= Horace Poussard =

French musician

Horace Remi Poussard (11 June 1829 – 12 September 1898) was a French violinist and composer.

==Career==
Poussard was born in Château-Gontier, the son of music teacher and conductor Charles Francois Poussard. He studied at the Conservatoire de Paris, graduating with the First Class prize in violin in 1849 with a performance of a Viotti Concerto (reviewed in La Vigie de l'Ouest, 14 September 1849). In the 1850s he began his career as a professional violinist with concerts in Paris, Vienna, and Constantinople. He also travelled through Hungary, Greece, Wallachia, and the British Isles. In 1860 he appeared in London, along with a fellow French cellist, René Douay. In 1861 Poussard and Douay sailed to Australia, and gave their first concerts there in Melbourne. They toured the goldfields and major towns in the states of Victoria and South Australia before going to the South Island of New Zealand. During this period, their repertoire consisted mainly of more popular pieces, easily recognised by the inhabitants of the newly emerging country. To commemorate the exploration (and death) of Burke and Wills on their journey across Australia, Poussard wrote The Dead Heroes, a musical poem of 17 stanzas incorporating well known existing tunes. The song was well received.

In 1864, Douay, who was suffering from a mental illness, "went mad" while in Melbourne and was shipped back to France, to remain in an asylum for the rest of his life. Poussard and a musical comedy singer named Florence Beverley (Florence Calzado) left Australia for a four-year tour of India and South Africa, linking up with Robert Smythe (a manager) and his wife Amelia Bailey (a soprano). The so-called Poussard-Bailey Opera Company gave more than 300 performances in this period as well as coping with the difficulties of travel by land and sea.

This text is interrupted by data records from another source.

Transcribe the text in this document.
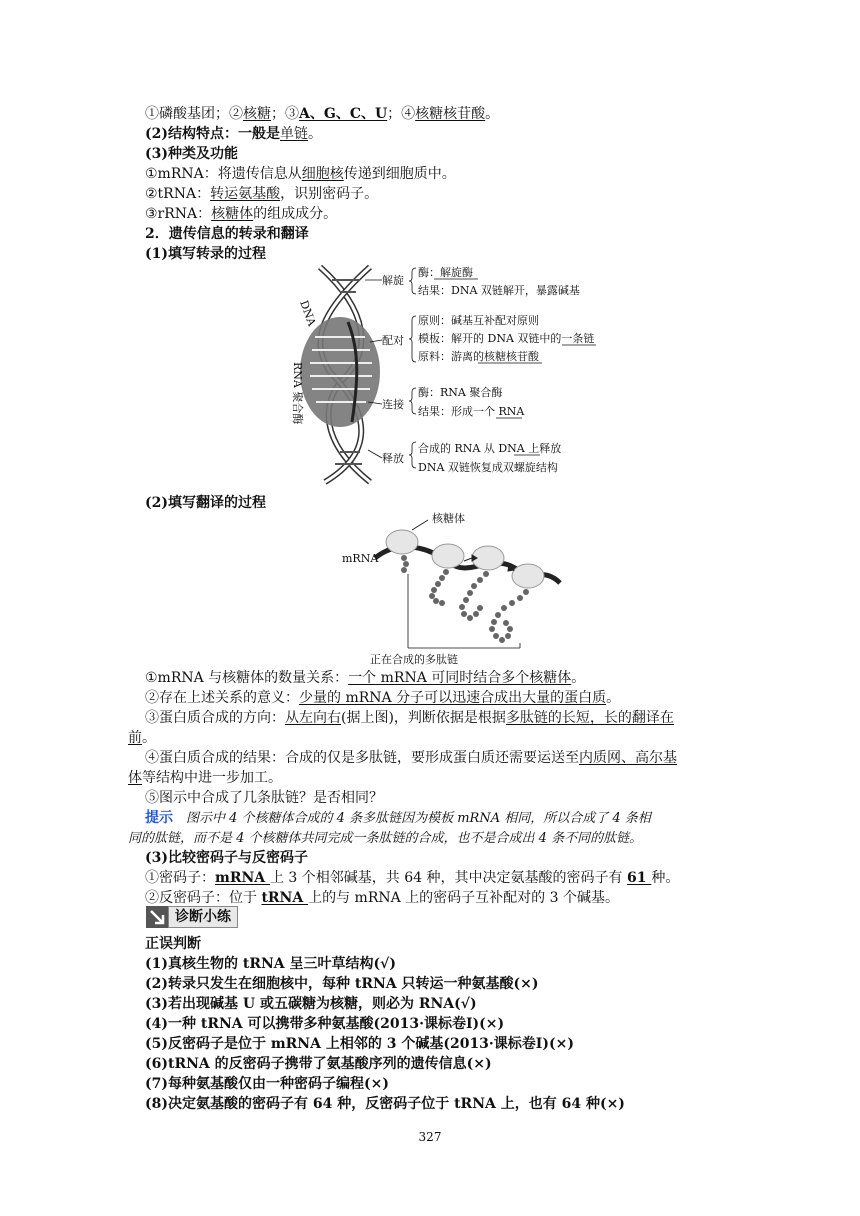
①磷酸基团；②核糖；③A、G、C、U；④核糖核苷酸。
(2)结构特点：一般是单链。
(3)种类及功能
①mRNA：将遗传信息从细胞核传递到细胞质中。
②tRNA：转运氨基酸，识别密码子。
③rRNA：核糖体的组成成分。
2．遗传信息的转录和翻译
(1)填写转录的过程
DNA
RNA 聚合酶
解旋
酶：解旋酶
结果：DNA 双链解开，暴露碱基
配对
原则：碱基互补配对原则
模板：解开的 DNA 双链中的一条链
原料：游离的核糖核苷酸
连接
酶：RNA 聚合酶
结果：形成一个 RNA
释放
合成的 RNA 从 DNA 上释放
DNA 双链恢复成双螺旋结构
(2)填写翻译的过程
核糖体
mRNA
正在合成的多肽链
①mRNA 与核糖体的数量关系：一个 mRNA 可同时结合多个核糖体。
②存在上述关系的意义：少量的 mRNA 分子可以迅速合成出大量的蛋白质。
③蛋白质合成的方向：从左向右(据上图)，判断依据是根据多肽链的长短，长的翻译在
前。
④蛋白质合成的结果：合成的仅是多肽链，要形成蛋白质还需要运送至内质网、高尔基
体等结构中进一步加工。
⑤图示中合成了几条肽链？是否相同？
提示　图示中 4 个核糖体合成的 4 条多肽链因为模板 mRNA 相同，所以合成了 4 条相
同的肽链，而不是 4 个核糖体共同完成一条肽链的合成，也不是合成出 4 条不同的肽链。
(3)比较密码子与反密码子
①密码子：mRNA 上 3 个相邻碱基，共 64 种，其中决定氨基酸的密码子有 61 种。
②反密码子：位于 tRNA 上的与 mRNA 上的密码子互补配对的 3 个碱基。
诊断小练
正误判断
(1)真核生物的 tRNA 呈三叶草结构(√)
(2)转录只发生在细胞核中，每种 tRNA 只转运一种氨基酸(×)
(3)若出现碱基 U 或五碳糖为核糖，则必为 RNA(√)
(4)一种 tRNA 可以携带多种氨基酸(2013·课标卷Ⅰ)(×)
(5)反密码子是位于 mRNA 上相邻的 3 个碱基(2013·课标卷Ⅰ)(×)
(6)tRNA 的反密码子携带了氨基酸序列的遗传信息(×)
(7)每种氨基酸仅由一种密码子编程(×)
(8)决定氨基酸的密码子有 64 种，反密码子位于 tRNA 上，也有 64 种(×)
327
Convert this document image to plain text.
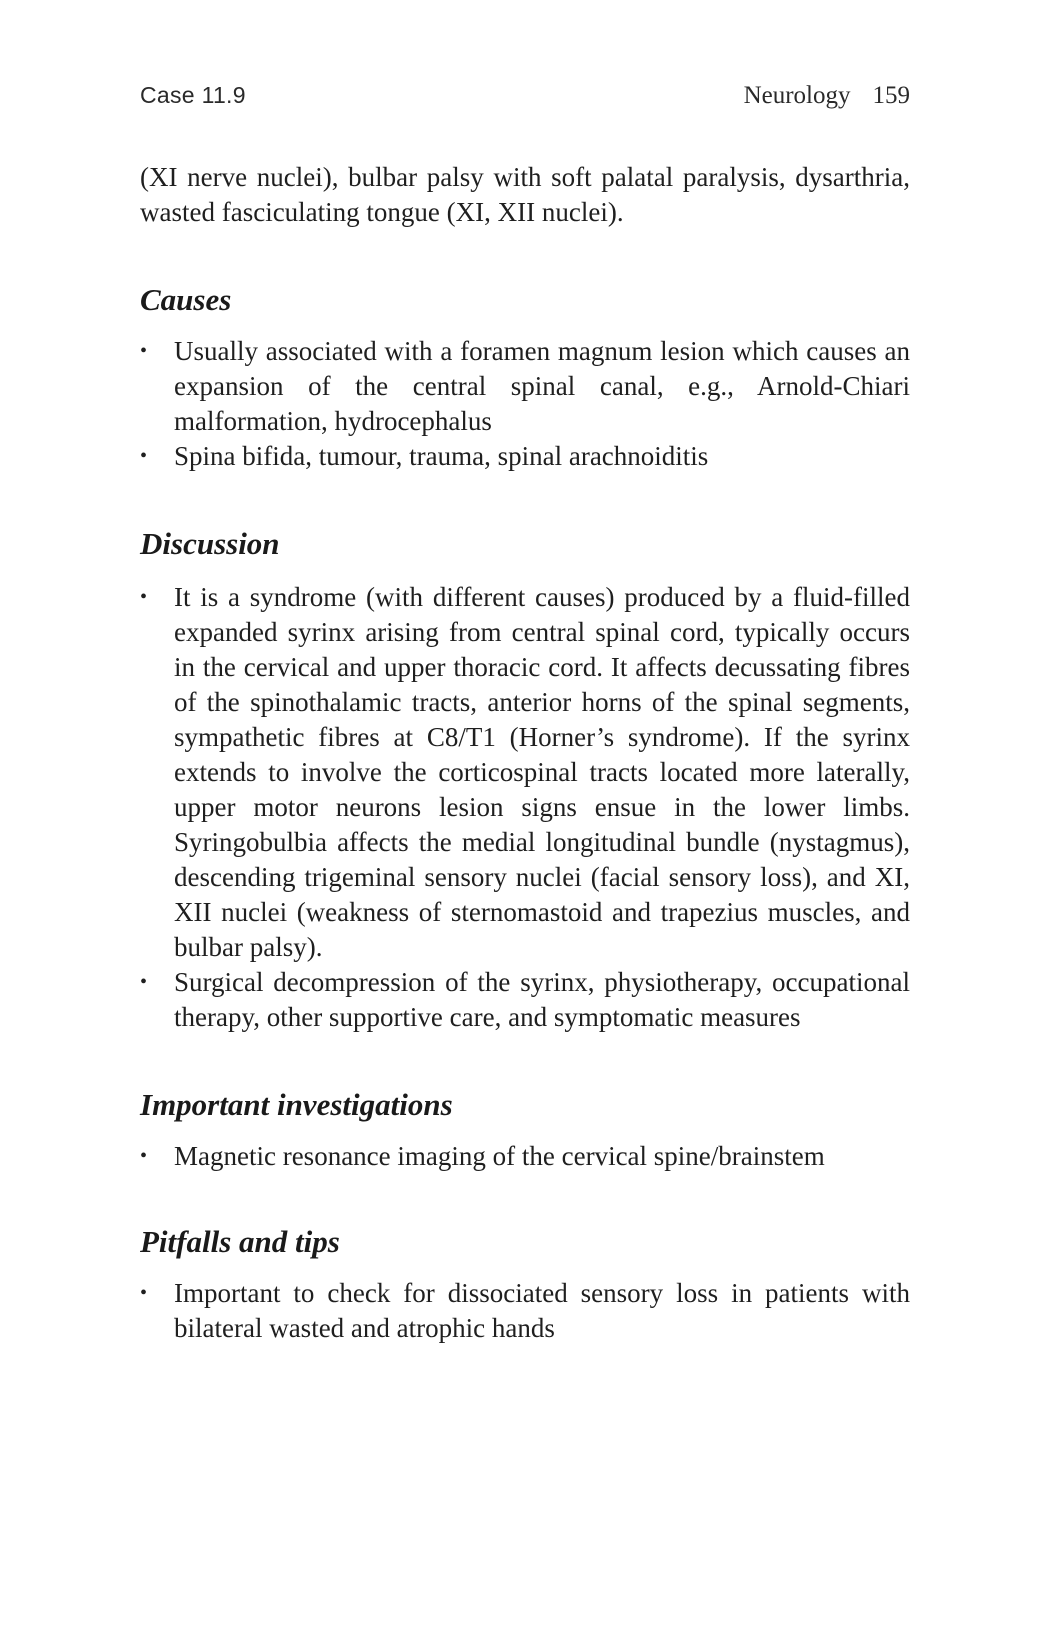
Case 11.9	Neurology 159

(XI nerve nuclei), bulbar palsy with soft palatal paralysis, dysarthria, wasted fasciculating tongue (XI, XII nuclei).

Causes
• Usually associated with a foramen magnum lesion which causes an expansion of the central spinal canal, e.g., Arnold-Chiari malformation, hydrocephalus
• Spina bifida, tumour, trauma, spinal arachnoiditis
Discussion
• It is a syndrome (with different causes) produced by a fluid-filled expanded syrinx arising from central spinal cord, typically occurs in the cervical and upper thoracic cord. It affects decussating fibres of the spinothalamic tracts, anterior horns of the spinal segments, sympathetic fibres at C8/T1 (Horner’s syndrome). If the syrinx extends to involve the corticospinal tracts located more laterally, upper motor neurons lesion signs ensue in the lower limbs. Syringobulbia affects the medial longitudinal bundle (nystagmus), descending trigeminal sensory nuclei (facial sensory loss), and XI, XII nuclei (weakness of sternomastoid and trapezius muscles, and bulbar palsy).
• Surgical decompression of the syrinx, physiotherapy, occupational therapy, other supportive care, and symptomatic measures
Important investigations
• Magnetic resonance imaging of the cervical spine/brainstem
Pitfalls and tips
• Important to check for dissociated sensory loss in patients with bilateral wasted and atrophic hands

Poussard returned to France in December 1868 and continued performing in France and the British Isles. He played in the Royal Court of Empress Eugénie and with Giovanni Bottesini, the celebrated double-bass player. He married an Opera Comique singer, Louise Félicie Jean (Lottie Montal) in London in 1874 and in 1883 returned to Australia where they performed and where he increasingly taught piano and violin. His last tour was to New Zealand in 1890, and he died in Sydney in 1898.